Apart from this, these managers were even questioned on their awareness of the drastic effects that lack of sleep brought about. It was found that almost all of them identified the health risks associated with sleep depravity. Out of these people, only about 27 percent of them actually sought professional assistance.
Dr. White further explains that, “Sleep is not optional – it is absolutely critical to people’s health. The consequences of not sleeping enough are well documented. People who do not get enough sleep can gain weight, are prone to diabetes, high blood pressure and even heart attacks. We are facing a serious healthcare problem if we do not take sleep more seriously.”

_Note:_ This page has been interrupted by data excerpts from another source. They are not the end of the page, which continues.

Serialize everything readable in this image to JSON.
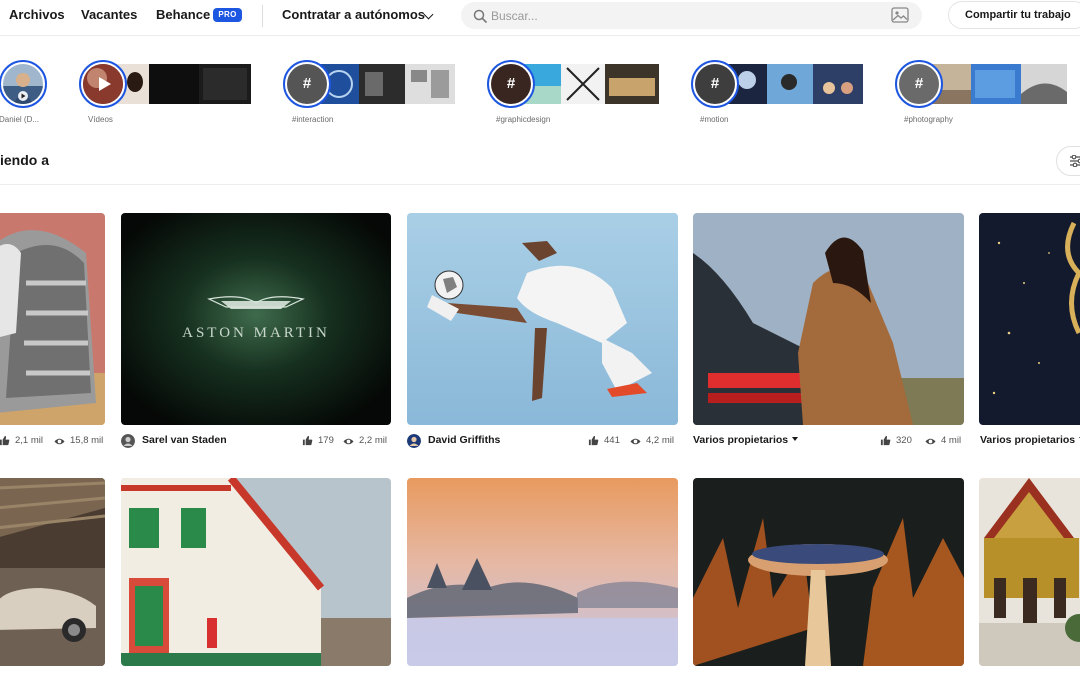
{
  "nav": {
    "links": [
      "Archivos",
      "Vacantes",
      "Behance"
    ],
    "pro_badge": "PRO",
    "hire_menu": "Contratar a autónomos",
    "search_placeholder": "Buscar...",
    "post_job": "Compartir tu trabajo"
  },
  "stories": [
    {
      "label": "Daniel (D...",
      "kind": "profile"
    },
    {
      "label": "Vídeos",
      "kind": "video"
    },
    {
      "label": "#interaction",
      "kind": "hashtag",
      "symbol": "#"
    },
    {
      "label": "#graphicdesign",
      "kind": "hashtag",
      "symbol": "#"
    },
    {
      "label": "#motion",
      "kind": "hashtag",
      "symbol": "#"
    },
    {
      "label": "#photography",
      "kind": "hashtag",
      "symbol": "#"
    }
  ],
  "section": {
    "title": "iendo a"
  },
  "cards": [
    {
      "owner": "",
      "likes": "2,1 mil",
      "views": "15,8 mil"
    },
    {
      "owner": "Sarel van Staden",
      "likes": "179",
      "views": "2,2 mil",
      "image_text": "ASTON  MARTIN"
    },
    {
      "owner": "David Griffiths",
      "likes": "441",
      "views": "4,2 mil"
    },
    {
      "owner": "Varios propietarios",
      "likes": "320",
      "views": "4 mil",
      "dropdown": true
    },
    {
      "owner": "Varios propietarios",
      "likes": "",
      "views": "",
      "dropdown": true
    }
  ],
  "colors": {
    "accent": "#1d56e0",
    "text": "#191919",
    "muted": "#6b6b6b"
  }
}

It was also observed that more than half of these managers were familiar with the curable illness of Obstructive Sleep Apnea. This is a condition which may be characterized by repeated obstruction while sleeping at night. However, surprisingly inspite of knowing that snoring could be a crucial marker for this disorder; the subjects didn’t personally perceive snoring as problematic. More so, some even felt that snoring was not a very major problem which needed a physician’s consultation.
All these findings indicate that sleep disorders may usually be under-diagnosed because people may not be able to accurately recognize these symptoms. Another observation was that people don’t usually consider these symptoms as problematic enough to acquire medical help for it.